Subsequent to the decision of the immigration judge in the suspension of deportation case, the BIA upheld the INS’s denial of Ms. Hayes’ change-of-status petition. Ms. Hayes did not appeal that decision to this Court.

Onyia appealed the denial of his suspension of deportation to the BIA, which dismissed the appeal. It is from that dismissal that Onyia brings this appeal, pursuant to 8 U.S.C. § 1105a(a). There is no issue on appeal regarding the residency and character requirements of Title 8 U.S.C. § 1254(a)(1). The issue before this Court is whether the BIA abused its discretion in refusing to consider the hardship Onyia’s deportation would cause Anita Hayes, and in finding that Onyia failed to demonstrate that deportation would cause extreme hardship to himself.

At the time Onyia’s suspension of deportation appeal came before the BIA, it had already decided Ms.
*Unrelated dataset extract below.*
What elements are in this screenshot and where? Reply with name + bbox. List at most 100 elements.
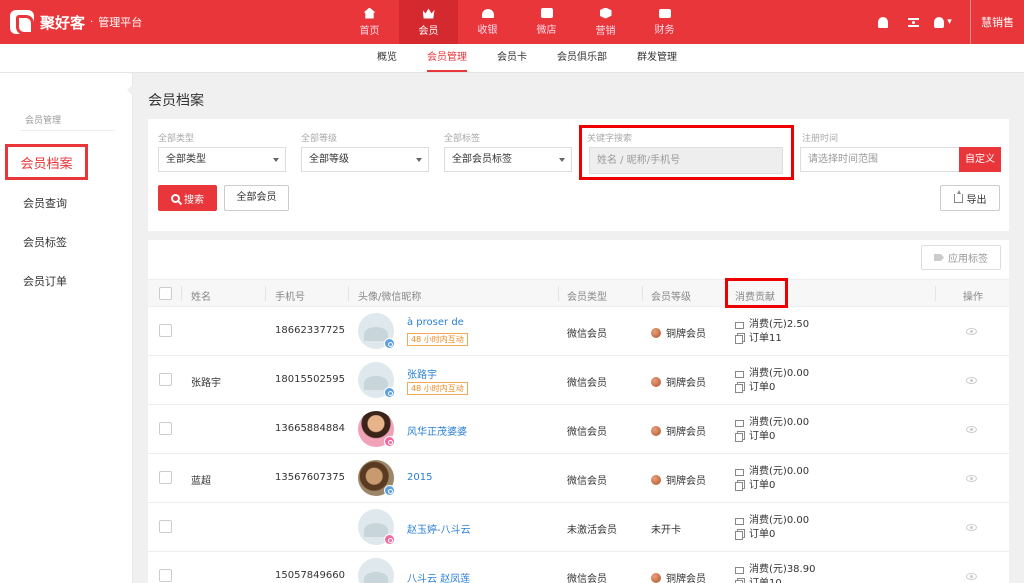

Hayes’ appeal of the change-in-status petition, finding the Onyia-Hayes marriage a sham. The validity of the Onyia-Hayes marriage had been decided, and the Board declined to again take up the issue.
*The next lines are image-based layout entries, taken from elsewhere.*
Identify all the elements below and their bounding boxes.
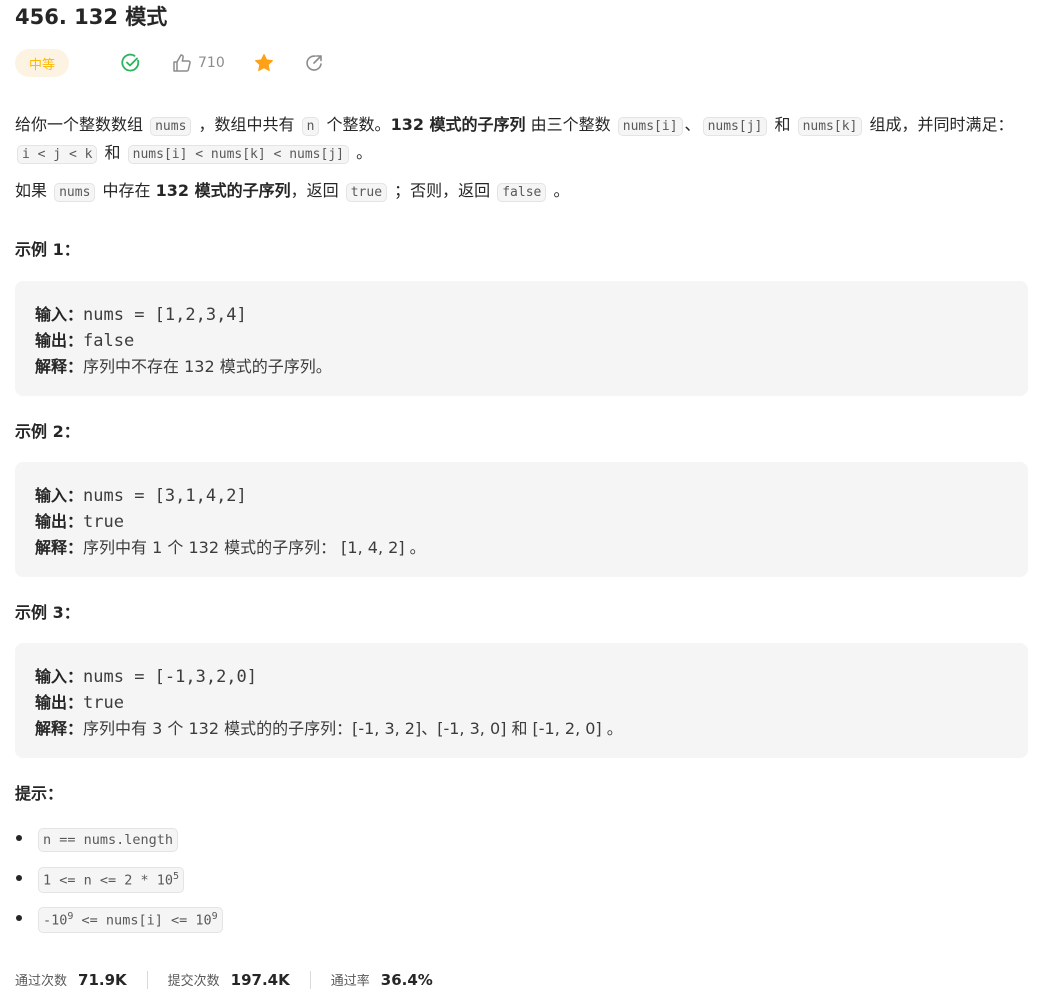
acceptance-rate: 36.4% xyxy=(380,970,433,989)
example-3-box: 输入：nums = [-1,3,2,0] 输出：true 解释：序列中有 3 个… xyxy=(15,643,1028,758)
acceptance-rate-label: 通过率 xyxy=(330,974,370,989)
inline-code: nums xyxy=(54,183,96,202)
description-paragraph: 给你一个整数数组 nums ，数组中共有 n 个整数。132 模式的子序列 由三… xyxy=(15,115,1014,164)
bullet xyxy=(16,875,22,881)
example-2-title: 示例 2： xyxy=(15,422,80,441)
accepted-label: 通过次数 xyxy=(15,974,68,989)
submissions-count: 197.4K xyxy=(230,970,290,989)
hint-item: 1 <= n <= 2 * 105 xyxy=(15,860,225,900)
solved-check-icon xyxy=(121,53,141,73)
inline-code: n == nums.length xyxy=(38,828,179,852)
example-1-box: 输入：nums = [1,2,3,4] 输出：false 解释：序列中不存在 1… xyxy=(15,281,1028,396)
hints-title: 提示： xyxy=(15,784,64,803)
hint-item: n == nums.length xyxy=(15,820,225,860)
problem-description: 给你一个整数数组 nums ，数组中共有 n 个整数。132 模式的子序列 由三… xyxy=(15,112,1028,216)
bold-term: 132 模式的子序列 xyxy=(155,181,291,200)
inline-code: false xyxy=(497,183,547,202)
bullet xyxy=(16,835,22,841)
inline-code: nums xyxy=(150,117,192,136)
problem-meta-bar: 中等 710 xyxy=(15,48,324,78)
problem-title: 456. 132 模式 xyxy=(15,5,168,29)
inline-code: 1 <= n <= 2 * 105 xyxy=(38,867,185,893)
inline-code: -109 <= nums[i] <= 109 xyxy=(38,907,223,933)
inline-code: i < j < k xyxy=(17,145,98,164)
divider xyxy=(309,970,311,989)
inline-code: n xyxy=(301,117,320,136)
inline-code: nums[i] xyxy=(617,117,683,136)
thumbs-up-icon xyxy=(172,53,192,73)
hints-list: n == nums.length 1 <= n <= 2 * 105 -109 … xyxy=(15,820,225,940)
inline-code: true xyxy=(345,183,388,202)
star-icon[interactable] xyxy=(254,53,274,73)
example-3-title: 示例 3： xyxy=(15,603,80,622)
difficulty-badge: 中等 xyxy=(15,49,70,77)
submission-stats: 通过次数 71.9K 提交次数 197.4K 通过率 36.4% xyxy=(15,970,433,989)
bold-term: 132 模式的子序列 xyxy=(390,115,526,134)
inline-code: nums[i] < nums[k] < nums[j] xyxy=(127,145,349,164)
example-1-title: 示例 1： xyxy=(15,240,80,259)
description-paragraph: 如果 nums 中存在 132 模式的子序列，返回 true ；否则，返回 fa… xyxy=(15,181,570,202)
share-icon[interactable] xyxy=(304,53,324,73)
inline-code: nums[k] xyxy=(797,117,863,136)
submissions-label: 提交次数 xyxy=(167,974,220,989)
like-count: 710 xyxy=(198,55,225,71)
hint-item: -109 <= nums[i] <= 109 xyxy=(15,900,225,940)
example-2-box: 输入：nums = [3,1,4,2] 输出：true 解释：序列中有 1 个 … xyxy=(15,462,1028,577)
like-button[interactable]: 710 xyxy=(172,53,225,73)
inline-code: nums[j] xyxy=(702,117,768,136)
bullet xyxy=(16,915,22,921)
divider xyxy=(146,970,148,989)
accepted-count: 71.9K xyxy=(78,970,127,989)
We find no abuse of discretion in this ease. The hardship on Ms. Hayes was properly disregarded by the BIA on the suspension appeal since she had already had the chance to fully litigate the issue, both in her petition to change Onyia’s status, and in testimony at Onyia’s suspension' of deportation hearing. The BIA decision not to take up, again, the issue of the Onyia-Hayes marriage was not an abuse of discretion. Likewise, we find no abuse of discretion in the Board’s finding that deportation would impose no extreme hardship upon Onyia. ■ Accordingly, we affirm the BIA’s decision denying Onyia’s application for suspension of deportation. 
      
      . The Attorney General has delegated her discretion and authority to the INS, whose decisions are subject to review by the BIA. Consequently, in this case, the INS made the initial decision not to suspend Onyia’s deportation. This decision was appealed first to the BIA, and then directly to this Court.